The archaeological excavations in the 1910s in the area of the nearby Heliodorus pillar yielded unexpected results, such as the inscription of Heliodorus, which confirmed that Vāsudeva and Bhagavatism were influential by the 2nd century BCE, and which linked the Udayagiri-Besnagar-Vidisha region politically and religiously to the ancient Indo-Greek capital of Taxila.
In the 1960s, a team led by archaeologist Khare revisited a broader region, at seven mounds, which included the nearby Besnagar and Vidisha. The excavation data and results were never published, except for summaries in 1964 and 1965. No new evidence was found, but the layers excavated suggested that the site was a significant town already by 6th-century BCE, and likely a major city by the 3rd-century BCE.

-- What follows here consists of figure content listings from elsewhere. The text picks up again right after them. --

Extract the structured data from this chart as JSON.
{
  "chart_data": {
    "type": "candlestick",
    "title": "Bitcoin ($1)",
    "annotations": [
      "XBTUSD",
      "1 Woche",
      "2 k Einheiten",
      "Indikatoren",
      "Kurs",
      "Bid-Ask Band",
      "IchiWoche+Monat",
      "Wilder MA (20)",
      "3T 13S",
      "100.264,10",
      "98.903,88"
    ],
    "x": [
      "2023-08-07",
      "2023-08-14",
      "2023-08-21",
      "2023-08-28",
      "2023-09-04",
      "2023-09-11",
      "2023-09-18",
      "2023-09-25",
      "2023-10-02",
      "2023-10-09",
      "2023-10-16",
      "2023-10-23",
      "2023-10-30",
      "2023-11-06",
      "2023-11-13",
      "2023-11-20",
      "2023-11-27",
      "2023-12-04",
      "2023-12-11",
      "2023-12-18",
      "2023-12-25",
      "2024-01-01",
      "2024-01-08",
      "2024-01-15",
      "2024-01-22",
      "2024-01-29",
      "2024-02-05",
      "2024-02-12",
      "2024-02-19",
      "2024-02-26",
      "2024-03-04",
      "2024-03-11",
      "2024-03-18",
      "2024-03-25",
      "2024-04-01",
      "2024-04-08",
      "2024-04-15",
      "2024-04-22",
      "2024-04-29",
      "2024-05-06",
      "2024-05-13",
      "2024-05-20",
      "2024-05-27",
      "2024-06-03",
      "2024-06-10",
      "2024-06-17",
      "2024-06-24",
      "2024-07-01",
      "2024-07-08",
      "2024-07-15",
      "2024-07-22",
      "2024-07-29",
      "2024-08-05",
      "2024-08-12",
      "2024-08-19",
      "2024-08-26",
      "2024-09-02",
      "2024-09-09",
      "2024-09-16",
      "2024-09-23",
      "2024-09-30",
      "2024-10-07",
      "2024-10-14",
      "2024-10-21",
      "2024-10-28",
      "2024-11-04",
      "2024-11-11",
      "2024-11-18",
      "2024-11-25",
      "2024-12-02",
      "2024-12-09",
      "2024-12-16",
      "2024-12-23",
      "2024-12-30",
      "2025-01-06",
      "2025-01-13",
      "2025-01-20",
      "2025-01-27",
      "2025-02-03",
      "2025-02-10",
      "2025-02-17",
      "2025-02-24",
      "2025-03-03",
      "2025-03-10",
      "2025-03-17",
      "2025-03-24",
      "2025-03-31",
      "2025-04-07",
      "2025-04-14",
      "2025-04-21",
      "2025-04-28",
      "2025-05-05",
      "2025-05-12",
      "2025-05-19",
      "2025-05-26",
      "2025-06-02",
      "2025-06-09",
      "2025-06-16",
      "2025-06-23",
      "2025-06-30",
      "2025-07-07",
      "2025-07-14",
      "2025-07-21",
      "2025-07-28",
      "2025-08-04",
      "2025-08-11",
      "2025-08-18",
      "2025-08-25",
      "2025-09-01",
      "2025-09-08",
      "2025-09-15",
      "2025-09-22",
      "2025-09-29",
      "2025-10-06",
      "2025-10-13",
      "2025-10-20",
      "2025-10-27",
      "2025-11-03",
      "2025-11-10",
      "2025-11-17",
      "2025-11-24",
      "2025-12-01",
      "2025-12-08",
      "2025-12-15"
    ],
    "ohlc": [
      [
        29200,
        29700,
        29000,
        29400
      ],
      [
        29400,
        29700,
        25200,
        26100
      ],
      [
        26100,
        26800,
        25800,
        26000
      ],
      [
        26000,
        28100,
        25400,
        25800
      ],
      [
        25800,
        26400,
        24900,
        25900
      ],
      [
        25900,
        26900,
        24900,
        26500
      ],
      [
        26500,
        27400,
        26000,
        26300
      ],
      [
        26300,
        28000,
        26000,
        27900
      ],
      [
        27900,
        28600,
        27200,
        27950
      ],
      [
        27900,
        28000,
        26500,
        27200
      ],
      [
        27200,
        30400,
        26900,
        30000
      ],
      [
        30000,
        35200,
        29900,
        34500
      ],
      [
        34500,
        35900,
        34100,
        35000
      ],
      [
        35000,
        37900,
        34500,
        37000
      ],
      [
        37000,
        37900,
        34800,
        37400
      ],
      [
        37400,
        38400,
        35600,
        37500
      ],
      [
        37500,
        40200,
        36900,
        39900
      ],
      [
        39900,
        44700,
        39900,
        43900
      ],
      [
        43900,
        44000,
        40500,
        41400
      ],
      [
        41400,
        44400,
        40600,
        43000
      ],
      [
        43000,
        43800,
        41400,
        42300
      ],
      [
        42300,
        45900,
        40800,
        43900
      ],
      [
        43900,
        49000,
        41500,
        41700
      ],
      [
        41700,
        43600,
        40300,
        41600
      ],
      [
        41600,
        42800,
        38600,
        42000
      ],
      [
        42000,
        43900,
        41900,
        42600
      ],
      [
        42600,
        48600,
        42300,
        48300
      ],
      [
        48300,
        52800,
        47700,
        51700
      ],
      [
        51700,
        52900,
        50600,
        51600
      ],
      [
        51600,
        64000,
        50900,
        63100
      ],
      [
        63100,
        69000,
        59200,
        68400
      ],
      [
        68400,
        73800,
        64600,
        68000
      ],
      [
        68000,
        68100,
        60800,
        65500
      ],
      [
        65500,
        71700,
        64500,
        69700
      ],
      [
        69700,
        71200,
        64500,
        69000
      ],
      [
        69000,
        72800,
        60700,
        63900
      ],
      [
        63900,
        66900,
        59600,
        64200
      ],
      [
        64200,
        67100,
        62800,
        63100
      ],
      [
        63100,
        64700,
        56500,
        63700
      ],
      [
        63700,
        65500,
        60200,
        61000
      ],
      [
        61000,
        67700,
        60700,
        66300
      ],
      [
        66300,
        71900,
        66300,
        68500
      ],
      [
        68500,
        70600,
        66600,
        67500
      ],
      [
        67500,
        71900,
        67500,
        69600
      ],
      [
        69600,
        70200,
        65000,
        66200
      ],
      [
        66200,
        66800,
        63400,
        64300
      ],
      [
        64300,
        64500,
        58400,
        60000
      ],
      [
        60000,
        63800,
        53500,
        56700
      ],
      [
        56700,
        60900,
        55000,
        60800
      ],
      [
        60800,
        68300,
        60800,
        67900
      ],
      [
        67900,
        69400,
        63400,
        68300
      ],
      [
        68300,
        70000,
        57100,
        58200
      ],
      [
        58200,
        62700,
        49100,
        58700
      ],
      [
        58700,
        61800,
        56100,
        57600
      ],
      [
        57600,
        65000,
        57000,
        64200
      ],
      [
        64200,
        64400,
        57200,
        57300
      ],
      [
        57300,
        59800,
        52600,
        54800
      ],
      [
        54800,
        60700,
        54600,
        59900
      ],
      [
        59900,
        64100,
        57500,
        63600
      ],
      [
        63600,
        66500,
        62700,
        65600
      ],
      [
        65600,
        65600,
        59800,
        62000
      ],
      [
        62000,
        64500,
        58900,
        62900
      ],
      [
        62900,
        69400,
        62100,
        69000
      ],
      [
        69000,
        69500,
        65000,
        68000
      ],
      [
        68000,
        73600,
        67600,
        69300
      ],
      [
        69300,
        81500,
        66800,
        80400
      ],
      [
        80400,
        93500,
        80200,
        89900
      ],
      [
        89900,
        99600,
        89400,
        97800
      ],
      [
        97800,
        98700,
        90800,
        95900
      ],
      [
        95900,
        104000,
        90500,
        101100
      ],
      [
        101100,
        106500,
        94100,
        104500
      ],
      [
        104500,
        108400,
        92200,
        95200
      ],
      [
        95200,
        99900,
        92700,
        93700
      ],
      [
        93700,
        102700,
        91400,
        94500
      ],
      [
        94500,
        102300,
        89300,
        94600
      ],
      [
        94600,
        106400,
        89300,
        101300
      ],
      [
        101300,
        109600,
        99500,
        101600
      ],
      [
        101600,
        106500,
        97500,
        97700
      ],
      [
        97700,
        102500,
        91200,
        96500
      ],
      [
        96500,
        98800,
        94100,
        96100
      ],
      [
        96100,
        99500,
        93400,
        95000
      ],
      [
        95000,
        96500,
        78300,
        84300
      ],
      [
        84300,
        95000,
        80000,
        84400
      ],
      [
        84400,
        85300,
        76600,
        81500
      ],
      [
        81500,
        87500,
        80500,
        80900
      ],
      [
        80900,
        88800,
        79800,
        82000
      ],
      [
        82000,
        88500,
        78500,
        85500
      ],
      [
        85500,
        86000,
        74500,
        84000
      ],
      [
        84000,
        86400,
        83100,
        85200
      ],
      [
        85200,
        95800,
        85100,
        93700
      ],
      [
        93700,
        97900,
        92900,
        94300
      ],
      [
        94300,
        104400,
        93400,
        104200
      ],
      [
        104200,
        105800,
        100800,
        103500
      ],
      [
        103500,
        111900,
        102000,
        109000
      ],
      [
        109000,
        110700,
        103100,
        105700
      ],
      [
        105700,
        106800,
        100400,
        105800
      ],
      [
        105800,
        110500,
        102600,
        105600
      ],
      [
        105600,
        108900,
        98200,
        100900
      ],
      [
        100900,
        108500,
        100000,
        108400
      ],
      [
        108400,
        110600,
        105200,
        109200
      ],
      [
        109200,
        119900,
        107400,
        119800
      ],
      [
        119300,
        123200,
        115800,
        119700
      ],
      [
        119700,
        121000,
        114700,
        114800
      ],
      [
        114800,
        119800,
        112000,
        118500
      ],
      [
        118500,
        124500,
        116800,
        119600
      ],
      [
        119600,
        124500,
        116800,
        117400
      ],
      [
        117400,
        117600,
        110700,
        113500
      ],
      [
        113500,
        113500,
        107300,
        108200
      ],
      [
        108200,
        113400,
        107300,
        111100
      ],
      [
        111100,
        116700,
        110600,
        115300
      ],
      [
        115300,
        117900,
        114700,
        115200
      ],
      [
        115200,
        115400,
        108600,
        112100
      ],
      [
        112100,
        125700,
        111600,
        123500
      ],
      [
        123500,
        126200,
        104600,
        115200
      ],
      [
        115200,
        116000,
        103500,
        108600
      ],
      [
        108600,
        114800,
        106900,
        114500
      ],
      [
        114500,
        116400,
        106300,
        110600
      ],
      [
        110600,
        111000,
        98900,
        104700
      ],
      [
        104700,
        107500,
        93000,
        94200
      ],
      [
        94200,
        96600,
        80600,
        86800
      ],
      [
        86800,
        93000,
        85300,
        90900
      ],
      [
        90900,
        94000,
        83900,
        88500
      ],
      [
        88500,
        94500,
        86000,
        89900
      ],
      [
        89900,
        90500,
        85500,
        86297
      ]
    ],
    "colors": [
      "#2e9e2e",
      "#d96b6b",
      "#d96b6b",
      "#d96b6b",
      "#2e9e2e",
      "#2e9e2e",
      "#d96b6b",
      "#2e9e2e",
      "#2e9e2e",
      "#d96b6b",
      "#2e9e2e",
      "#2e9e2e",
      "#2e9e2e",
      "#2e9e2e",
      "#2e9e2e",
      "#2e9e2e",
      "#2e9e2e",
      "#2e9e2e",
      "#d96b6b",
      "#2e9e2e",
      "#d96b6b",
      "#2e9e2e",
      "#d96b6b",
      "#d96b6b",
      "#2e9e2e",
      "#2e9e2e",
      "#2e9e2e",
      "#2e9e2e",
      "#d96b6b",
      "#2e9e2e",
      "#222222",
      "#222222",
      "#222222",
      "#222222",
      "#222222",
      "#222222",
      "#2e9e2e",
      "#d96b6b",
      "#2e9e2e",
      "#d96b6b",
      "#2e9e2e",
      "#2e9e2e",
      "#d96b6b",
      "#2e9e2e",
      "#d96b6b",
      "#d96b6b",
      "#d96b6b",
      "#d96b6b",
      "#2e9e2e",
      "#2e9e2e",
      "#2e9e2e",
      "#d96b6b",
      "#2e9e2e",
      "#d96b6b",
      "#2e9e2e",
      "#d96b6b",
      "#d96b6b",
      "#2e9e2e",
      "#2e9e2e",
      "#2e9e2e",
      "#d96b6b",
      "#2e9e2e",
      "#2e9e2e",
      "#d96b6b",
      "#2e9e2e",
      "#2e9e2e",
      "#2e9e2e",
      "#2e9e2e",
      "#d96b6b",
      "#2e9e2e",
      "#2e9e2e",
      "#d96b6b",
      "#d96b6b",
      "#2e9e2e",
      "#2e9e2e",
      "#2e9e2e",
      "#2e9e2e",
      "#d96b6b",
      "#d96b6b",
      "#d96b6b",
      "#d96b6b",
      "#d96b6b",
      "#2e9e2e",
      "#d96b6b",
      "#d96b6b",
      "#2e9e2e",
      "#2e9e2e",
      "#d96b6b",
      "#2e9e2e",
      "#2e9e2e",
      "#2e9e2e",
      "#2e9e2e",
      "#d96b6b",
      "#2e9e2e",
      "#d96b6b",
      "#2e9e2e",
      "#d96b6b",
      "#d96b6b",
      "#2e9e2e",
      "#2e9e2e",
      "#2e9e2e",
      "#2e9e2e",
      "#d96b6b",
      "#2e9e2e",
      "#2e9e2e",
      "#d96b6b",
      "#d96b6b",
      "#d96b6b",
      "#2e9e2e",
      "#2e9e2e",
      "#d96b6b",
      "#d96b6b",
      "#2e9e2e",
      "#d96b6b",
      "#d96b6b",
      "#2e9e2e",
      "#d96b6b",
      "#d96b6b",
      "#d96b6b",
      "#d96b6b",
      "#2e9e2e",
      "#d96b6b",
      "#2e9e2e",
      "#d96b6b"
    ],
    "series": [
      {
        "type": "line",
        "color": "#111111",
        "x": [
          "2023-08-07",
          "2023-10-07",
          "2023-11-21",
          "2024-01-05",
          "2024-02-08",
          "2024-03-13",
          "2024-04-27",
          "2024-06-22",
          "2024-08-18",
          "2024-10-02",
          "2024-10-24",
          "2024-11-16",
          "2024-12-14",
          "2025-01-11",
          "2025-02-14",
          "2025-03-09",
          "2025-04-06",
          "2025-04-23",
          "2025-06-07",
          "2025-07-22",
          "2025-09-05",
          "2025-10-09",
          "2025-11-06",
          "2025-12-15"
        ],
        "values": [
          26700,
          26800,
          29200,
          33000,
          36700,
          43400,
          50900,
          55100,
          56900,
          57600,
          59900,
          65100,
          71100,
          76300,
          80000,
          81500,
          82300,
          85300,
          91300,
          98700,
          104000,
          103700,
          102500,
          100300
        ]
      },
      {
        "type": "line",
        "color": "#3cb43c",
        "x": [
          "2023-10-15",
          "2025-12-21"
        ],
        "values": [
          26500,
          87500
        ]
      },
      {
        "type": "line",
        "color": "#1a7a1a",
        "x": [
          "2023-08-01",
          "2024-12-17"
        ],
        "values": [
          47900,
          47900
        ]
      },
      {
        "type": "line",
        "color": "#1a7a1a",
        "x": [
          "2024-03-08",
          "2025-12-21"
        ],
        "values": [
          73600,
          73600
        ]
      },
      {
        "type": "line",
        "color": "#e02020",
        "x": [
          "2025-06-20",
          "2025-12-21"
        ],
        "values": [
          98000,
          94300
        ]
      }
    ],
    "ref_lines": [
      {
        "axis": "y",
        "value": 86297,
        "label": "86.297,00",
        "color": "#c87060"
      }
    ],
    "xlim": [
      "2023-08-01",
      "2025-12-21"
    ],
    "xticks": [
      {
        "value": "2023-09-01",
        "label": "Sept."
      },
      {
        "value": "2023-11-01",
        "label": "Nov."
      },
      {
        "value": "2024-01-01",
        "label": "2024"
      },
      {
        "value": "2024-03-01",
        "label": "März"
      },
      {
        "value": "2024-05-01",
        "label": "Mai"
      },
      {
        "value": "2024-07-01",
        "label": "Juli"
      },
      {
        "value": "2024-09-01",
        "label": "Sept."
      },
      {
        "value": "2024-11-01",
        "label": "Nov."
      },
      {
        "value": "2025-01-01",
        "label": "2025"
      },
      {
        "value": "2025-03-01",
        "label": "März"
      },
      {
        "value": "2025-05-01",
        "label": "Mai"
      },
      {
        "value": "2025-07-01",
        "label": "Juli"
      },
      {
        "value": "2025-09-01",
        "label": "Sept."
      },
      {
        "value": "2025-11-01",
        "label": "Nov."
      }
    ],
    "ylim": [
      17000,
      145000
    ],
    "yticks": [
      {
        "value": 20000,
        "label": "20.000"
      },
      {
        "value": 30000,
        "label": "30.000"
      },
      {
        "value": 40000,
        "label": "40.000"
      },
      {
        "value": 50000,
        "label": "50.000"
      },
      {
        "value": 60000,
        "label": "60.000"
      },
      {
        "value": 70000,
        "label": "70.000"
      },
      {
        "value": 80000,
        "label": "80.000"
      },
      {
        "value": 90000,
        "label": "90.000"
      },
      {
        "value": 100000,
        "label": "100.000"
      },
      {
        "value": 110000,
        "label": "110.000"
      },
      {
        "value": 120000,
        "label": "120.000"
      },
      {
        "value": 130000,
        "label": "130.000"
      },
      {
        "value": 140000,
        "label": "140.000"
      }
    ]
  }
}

Michael Willis – an archaeologist and Curator of early South Asian collections at the British Museum, and other scholars revisited the site in the early 2000s. Once again no Buddhist evidence was found at the Udayagiri Caves, but more artifacts related to Hinduism and Jainism. According to Julia Shaw, the evidence collected so far has led to a "major revision" about presumptions about the Udayagiri Caves archaeological site as well as the wider archaeological landscape of this region. Willis and team have proposed that, perhaps Udayagiri was a Hindu and Jaina site all along, and that the evidence collected so far suggests that the Saura tradition of Hinduism may have preceded the arrival of Buddhism in this region.
Many of the artifacts found in the area are now located in the Gwalior Fort Archaeological Museum.